Ce projet de jumelage a pour but essentiel le renforcement des structures de la Creg sur la base des normes et meilleures pratiques européennes dans le domaine de la régulation de l’énergie. Le projet vise également à contribuer à l’amélioration de la qualité des services ainsi que la surveillance accrue du marché de l’électricité et du gaz à travers des cadres de régulation efficaces.
L’un des domaines les plus importants touchés par ce projet a trait aux énergies renouvelables et à la cogénération. Concernant ce domaine, le projet concerne les mécanismes de soutien aux énergies renouvelables, l’audit des installations d’énergies renouvelables et l’intégration des énergies renouvelables dans le réseau.
Concernant les résultats obtenus dans ce domaine précis, le projet a débouché sur des recommandations sur comment promouvoir la production d’électricité à partir de déchets solides urbains, la biomasse et la cogénération. Il a été également question d’adaptation du mécanisme de soutien aux EnR pour l’énergie solaire photovoltaïque et l’énergie éolienne. Le domaine des EnR est un domaine très important, dans la mesure où l’Algérie s’est fixé comme objectif ambitieux d’augmenter considérablement la part des énergies renouvelables dans le réseau électrique.
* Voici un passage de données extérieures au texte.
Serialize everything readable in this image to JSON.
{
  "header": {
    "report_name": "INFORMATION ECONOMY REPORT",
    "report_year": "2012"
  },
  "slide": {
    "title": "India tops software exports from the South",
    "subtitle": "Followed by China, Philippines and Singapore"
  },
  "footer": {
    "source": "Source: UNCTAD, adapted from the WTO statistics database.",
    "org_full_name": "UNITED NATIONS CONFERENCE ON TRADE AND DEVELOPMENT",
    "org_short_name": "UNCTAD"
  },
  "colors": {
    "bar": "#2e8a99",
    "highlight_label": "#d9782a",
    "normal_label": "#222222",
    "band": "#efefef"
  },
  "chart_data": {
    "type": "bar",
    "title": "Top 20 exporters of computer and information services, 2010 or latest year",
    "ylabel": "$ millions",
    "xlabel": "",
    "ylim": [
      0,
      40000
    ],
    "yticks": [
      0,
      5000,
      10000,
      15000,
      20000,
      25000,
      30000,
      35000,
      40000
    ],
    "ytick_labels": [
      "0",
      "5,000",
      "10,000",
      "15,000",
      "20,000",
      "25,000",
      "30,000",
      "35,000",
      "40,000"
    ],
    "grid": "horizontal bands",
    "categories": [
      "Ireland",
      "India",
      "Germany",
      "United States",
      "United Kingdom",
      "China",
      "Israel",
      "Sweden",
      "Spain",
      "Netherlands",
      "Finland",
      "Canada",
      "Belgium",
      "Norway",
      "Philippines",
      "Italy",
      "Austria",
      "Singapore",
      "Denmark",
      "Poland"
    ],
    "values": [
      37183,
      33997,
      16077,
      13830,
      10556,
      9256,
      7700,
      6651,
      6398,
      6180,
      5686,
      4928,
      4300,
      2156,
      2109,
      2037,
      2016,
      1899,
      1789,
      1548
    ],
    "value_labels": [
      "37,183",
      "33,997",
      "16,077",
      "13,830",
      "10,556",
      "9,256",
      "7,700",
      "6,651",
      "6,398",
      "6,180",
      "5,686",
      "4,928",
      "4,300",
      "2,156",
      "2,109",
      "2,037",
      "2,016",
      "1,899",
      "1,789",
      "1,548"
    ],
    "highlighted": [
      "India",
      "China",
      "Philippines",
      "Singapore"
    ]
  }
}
C’est d’ailleurs ce qu’a affirmé la SG du ministère de l'Énergie, Fatma-Zohra Cherfi, lors de son intervention lors de cette cérémonie. Les EnR, avec notamment le premier appel d'offres à investisseurs qui sera lancé pour la construction de centrales solaires photovoltaïques d'une capacité totale de 4050 MW, sont au centre de la démarche de l’UE dans son appui à l’Algérie.
D’ailleurs, une convention de financement de ce programme, avec une dotation budgétaire de 10 millions d'euros, a été signée lors du Conseil d'association UE-Algérie du 13 mars 2017. La  clôture du programme de jumelage ne signifie pas pour autant la fin de la coopération, selon le premier responsable de la Creg qui indique qu’il s’agit maintenant de mettre en œuvre toutes les recommandations issues de ce jumelage.
Il indiquera le lancement d’une étude en matière d’efficacité énergétique qui permettra la mise en place d’une nouvelle législation concernant notamment le bâtiment.